Het gemaakte afschrift voor de Utrechtse kerk is er een met een heel andere importantie. Voor hen waren hier duidelijke belangen in het spel, hun rechtstitel, privileges en belangen voor de bisschop en het bisdom. Als het oudste deel van het cartularium wordt bekeken en vergeleken met het Liber Donationum in het Utrechtse bisschoppelijke archief dan valt het volgende op: het Egmondse oude afschrift moet zijn afgeschreven van een samengesteld Traiectenser afschrift of schrift. Dus het Egmondse kopie heeft zijn grondslag in hetzelfde Traiectenser deel dat voor 1100 moet zijn aangelegd. De oudste delen bevatten elf charters van de Karolingische vorsten over de periode 722 tot 914 in chronologische volgorde. De charters die daarna komen van Lotharius II en Lotharius I (858) en (846) zijn niet chronologisch gerangschikt binnen de andere. Vijf charters van Hendrik I en Otto I (919 – 953) zijn ook niet chronologisch gerangschikt.
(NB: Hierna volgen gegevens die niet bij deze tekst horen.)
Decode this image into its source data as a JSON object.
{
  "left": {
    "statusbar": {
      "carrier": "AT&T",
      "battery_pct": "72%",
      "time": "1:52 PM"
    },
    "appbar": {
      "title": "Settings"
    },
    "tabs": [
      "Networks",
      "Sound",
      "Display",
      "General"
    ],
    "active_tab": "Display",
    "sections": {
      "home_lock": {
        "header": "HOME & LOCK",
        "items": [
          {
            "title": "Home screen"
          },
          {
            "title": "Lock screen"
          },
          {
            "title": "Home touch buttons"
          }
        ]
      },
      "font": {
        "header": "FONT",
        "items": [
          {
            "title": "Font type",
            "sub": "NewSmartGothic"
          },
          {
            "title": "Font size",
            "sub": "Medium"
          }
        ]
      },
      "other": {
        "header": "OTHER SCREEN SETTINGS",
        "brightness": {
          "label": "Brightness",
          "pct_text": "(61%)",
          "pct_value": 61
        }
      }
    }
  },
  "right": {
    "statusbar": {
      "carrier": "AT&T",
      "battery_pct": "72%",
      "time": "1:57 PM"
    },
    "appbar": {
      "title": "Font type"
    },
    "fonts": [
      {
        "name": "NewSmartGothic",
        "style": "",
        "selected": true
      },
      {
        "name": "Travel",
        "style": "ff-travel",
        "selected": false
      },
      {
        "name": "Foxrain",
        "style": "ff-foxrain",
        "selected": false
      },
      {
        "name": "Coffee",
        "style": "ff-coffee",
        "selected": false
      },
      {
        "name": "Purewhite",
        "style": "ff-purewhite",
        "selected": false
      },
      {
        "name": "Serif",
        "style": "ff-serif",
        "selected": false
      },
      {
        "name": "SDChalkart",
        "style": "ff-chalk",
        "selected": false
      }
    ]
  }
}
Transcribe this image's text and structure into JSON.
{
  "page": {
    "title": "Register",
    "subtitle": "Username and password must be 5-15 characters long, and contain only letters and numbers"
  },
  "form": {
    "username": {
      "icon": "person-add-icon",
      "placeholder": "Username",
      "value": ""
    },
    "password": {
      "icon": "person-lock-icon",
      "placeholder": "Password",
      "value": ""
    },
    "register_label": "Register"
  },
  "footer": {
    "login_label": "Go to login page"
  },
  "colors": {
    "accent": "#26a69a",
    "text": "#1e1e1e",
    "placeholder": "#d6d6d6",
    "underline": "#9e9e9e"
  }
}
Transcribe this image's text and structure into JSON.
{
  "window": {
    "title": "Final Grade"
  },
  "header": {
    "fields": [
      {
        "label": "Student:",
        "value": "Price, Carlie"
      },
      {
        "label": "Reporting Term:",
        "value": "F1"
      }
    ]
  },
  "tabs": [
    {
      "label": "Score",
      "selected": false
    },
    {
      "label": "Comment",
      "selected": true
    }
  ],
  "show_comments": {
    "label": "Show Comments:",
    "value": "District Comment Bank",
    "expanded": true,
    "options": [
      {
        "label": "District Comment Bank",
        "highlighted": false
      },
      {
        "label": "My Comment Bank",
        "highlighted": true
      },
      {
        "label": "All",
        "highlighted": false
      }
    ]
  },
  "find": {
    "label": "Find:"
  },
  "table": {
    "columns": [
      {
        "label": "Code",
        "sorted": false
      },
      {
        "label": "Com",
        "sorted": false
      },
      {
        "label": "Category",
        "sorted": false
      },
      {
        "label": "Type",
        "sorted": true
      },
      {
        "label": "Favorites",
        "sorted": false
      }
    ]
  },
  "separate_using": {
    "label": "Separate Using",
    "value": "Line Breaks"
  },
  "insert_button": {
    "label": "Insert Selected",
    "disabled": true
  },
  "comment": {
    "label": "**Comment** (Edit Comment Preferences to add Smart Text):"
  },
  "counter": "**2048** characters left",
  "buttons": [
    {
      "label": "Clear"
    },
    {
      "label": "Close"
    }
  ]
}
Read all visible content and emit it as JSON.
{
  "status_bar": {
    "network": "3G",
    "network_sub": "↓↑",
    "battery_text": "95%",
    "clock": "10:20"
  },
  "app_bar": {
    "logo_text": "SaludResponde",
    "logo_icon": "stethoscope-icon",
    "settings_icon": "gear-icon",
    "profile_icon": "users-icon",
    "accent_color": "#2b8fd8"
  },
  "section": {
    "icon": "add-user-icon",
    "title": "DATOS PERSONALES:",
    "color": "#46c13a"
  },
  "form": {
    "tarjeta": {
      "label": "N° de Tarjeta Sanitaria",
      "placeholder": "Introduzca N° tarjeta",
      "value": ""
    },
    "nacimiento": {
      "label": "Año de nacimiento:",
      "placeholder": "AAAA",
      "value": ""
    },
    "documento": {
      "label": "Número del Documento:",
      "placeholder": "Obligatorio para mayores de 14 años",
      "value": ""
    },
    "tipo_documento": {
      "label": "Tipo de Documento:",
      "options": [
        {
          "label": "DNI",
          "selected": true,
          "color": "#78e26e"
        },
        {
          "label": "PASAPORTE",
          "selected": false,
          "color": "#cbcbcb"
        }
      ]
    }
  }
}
Daarna volgen privé charters (828 tot 850) zonder orde en de ongedateerde goederenlijst van het Traiectum.

Samuel Muller en Bartold de Geer laten in hun onderzoek zien dat het oudste cartularium niet jonger kan zijn dan 917. Hiermee wordt bedoeld dat de samenstelling van het cartularium en de elf Karolingische charters een duidelijke opzet hebben gehad. Bisschop Radbod heeft de onder zijn bereik zijnde giftbrieven laten afschrijven met het doel om een bevestiging door koning Konrad I (Cuonradus) te verkrijgen van de koninklijke giften zoals die sinds Pepijn van Herstal aan de missiebisschop was gegeven. De verzameling wordt ook eigenaardig afgesloten met deze giftbrief van Cuonradus van 9 juli 914. Deze brieven heeft de bisschop als concept gebundeld en overgezonden of hij heeft na de bevestiging de bedoelde confirmatie van de giftbrief daarachter laten schrijven. Dit blijft uiteraard een hypothese. Maar er valt iets op en dat is de plaatsing van de charters die hierop volgen. De confirmatie van 858 en 846, zijn in het cartularium eigenlijk zijn overgeslagen en pas later toegevoegd. Daarna komt de confirmatie van koning Heinricus I (Hendrik I). In deze giftbrief somt de vorst in tegenstelling tot zijn voorganger de door hem geconfirmeerde giften op. Koning Hendrik I (Heinricus I von Ostfrankenreich, herzog von Sachsen) vermeldt, als aan hem door bisschop Balderik (Baldericus van Traiectum) voorgelegd, giftbrieven van koning Pepijn (Pippini), Karel de Grote (Karoli imperatoris), Lodewijk (Hludouuci), Zwentibold (Zuentibolchi) en Konrad I (Chuonradi I von Ostfrankenreich, herzog von Franken). Het zijn juist de giftbrieven, die de kern van het aangeduide cartularium bevatten en niet de beide daarin overgeslagen charters van de beide Lothariussen waarvan op zijn minst de tweede van deze brieven in de rij behoorde maar er niet tussen zit.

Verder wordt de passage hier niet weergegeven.